For a number of years, the M6 was BMW’s most powerful two-door model. The lineup later expanded with the addition of a four-door Gran Coupe version that shared its turbo V8 with coupe and convertible models.
For 2019, the M6 Gran Coupe is the only one left as BMW has effectively replaced the coupe and convertible models with the more potent M8. That’s the M version of the reborn 8 Series, with a V8 and nifty AWD system borrowed from the latest M5 sedan.
The M6 Gran Coupe is carried over from 2018 with a twin-turbo 4.4L V8 that makes 552 hp and 502 lb-ft of torque. It comes matched with a seven-speed dual-clutch automatic transmission that can be swapped out for a six-speed manual.
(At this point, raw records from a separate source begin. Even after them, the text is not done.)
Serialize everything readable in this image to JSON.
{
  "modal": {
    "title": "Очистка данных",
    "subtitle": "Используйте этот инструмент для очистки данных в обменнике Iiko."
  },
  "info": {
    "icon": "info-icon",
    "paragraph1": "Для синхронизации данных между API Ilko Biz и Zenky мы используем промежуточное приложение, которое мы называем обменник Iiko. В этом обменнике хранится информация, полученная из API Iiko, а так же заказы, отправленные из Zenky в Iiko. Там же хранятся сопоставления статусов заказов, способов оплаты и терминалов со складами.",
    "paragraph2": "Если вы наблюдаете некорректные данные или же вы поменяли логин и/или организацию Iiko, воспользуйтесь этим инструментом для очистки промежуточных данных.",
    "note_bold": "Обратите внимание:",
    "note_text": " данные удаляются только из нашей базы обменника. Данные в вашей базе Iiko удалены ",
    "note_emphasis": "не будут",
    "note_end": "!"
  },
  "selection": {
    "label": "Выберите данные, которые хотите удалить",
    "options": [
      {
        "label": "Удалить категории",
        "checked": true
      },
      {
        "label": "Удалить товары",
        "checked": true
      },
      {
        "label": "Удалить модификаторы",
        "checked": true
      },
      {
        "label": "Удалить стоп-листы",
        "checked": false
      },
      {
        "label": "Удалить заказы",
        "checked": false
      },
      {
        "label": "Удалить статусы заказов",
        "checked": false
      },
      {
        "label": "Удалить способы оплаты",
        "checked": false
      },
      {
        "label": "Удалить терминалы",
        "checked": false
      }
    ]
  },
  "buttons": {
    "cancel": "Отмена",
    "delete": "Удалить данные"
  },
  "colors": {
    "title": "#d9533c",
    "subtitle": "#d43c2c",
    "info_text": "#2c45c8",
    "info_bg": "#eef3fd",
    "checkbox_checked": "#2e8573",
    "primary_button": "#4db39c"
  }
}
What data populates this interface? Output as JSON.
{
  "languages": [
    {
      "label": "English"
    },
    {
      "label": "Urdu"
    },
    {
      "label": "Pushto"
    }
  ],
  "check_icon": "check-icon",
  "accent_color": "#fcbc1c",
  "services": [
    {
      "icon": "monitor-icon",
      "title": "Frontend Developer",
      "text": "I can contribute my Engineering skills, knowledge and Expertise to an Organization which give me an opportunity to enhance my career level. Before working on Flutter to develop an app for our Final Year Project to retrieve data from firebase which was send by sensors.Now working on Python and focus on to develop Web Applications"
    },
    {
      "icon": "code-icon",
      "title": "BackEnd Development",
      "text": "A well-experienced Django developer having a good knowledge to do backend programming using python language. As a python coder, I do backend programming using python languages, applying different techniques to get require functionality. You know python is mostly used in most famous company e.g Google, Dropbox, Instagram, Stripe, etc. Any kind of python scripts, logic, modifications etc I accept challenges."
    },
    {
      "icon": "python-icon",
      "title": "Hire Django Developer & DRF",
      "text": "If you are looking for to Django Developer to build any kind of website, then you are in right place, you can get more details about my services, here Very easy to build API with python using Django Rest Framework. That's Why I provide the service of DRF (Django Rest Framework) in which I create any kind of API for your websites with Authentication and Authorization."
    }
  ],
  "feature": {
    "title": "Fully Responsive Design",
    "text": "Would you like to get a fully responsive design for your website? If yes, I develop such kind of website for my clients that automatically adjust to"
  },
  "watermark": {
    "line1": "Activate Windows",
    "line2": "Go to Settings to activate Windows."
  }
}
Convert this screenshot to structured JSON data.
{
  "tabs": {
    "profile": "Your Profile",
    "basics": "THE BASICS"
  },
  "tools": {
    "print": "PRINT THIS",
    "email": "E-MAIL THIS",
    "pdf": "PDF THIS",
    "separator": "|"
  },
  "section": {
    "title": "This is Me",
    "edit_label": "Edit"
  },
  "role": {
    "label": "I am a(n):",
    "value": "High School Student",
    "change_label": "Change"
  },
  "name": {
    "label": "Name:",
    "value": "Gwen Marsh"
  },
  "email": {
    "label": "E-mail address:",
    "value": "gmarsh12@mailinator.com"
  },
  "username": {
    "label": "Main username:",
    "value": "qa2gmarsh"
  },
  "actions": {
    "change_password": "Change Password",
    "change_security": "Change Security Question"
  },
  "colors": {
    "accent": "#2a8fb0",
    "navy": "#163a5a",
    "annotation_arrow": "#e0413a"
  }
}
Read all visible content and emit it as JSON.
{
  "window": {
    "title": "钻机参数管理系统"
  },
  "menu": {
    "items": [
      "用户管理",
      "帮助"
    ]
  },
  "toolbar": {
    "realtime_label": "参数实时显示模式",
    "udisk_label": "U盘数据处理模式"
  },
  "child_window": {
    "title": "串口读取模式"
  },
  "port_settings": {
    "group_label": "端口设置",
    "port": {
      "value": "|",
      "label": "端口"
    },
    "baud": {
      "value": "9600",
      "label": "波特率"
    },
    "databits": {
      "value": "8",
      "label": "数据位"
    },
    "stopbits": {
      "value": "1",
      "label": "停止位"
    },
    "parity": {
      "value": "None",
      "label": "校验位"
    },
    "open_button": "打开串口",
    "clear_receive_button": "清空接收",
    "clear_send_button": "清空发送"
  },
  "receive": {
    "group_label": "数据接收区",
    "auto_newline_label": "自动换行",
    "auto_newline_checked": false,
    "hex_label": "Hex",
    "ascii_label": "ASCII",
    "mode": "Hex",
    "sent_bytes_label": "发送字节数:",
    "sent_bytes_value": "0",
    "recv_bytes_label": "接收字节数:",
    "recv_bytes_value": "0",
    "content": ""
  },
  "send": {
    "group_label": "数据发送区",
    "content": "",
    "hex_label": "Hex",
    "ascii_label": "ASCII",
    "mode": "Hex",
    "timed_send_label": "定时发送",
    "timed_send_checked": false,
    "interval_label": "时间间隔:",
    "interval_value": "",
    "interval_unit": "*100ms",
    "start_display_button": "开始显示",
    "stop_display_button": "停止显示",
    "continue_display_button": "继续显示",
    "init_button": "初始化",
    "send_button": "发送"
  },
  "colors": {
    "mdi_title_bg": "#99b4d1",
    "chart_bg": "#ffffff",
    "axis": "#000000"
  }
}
Automatic cars can also be optioned with a Competition package that bumps horsepower up to 591. Unlike most modern BMW models, the M6 goes without the company’s xDrive all-wheel drive system and puts all its power to the rear wheels.
That’s contrary to the approach of competitors like the Mercedes-Benz CLS 63 AMG and Audi RS 7, both of which are standard with AWD. The most passionate drivers will appreciate the purity of steering feel that comes with front wheels tasked with nothing but steering. However, we feel like any car with close to 600 hp benefits from AWD’s traction advantages, even on dry roads.
We’re actually not all that sad about the loss of the M6 coupe and convertible models. Despite the semantic weirdness BMW gets into with its various four-door coupes, the Gran Coupe is our favourite variant for its combination of massive speed and a surprisingly practical interior, considering the severe angle of the rear roofline.
The M6 Gran Coupe comes standard with adaptive HID headlights, electric parking brake, heated windshield washers, front and rear park assist, auto-dimming mirrors, power-adjustable steering column, dual-zone automatic climate control, head-up display, radar cruise control and 20-inch wheels.
In lesser cars, that’s where the list would end. But BMW knows M6 buyers will (because they can) pay dearly for extras, which include paint colours that add $1,000 or $2,000 to the price. A full Merino leather interior is a $6,000 add, and a Bang and Olufsen stereo is $5,000. Then there’s the Ultimate package, which bundles a bunch of options into one for $25,500.
BMW’s fuel consumption estimates are 17.3/11.6 L/100 km (city/highway).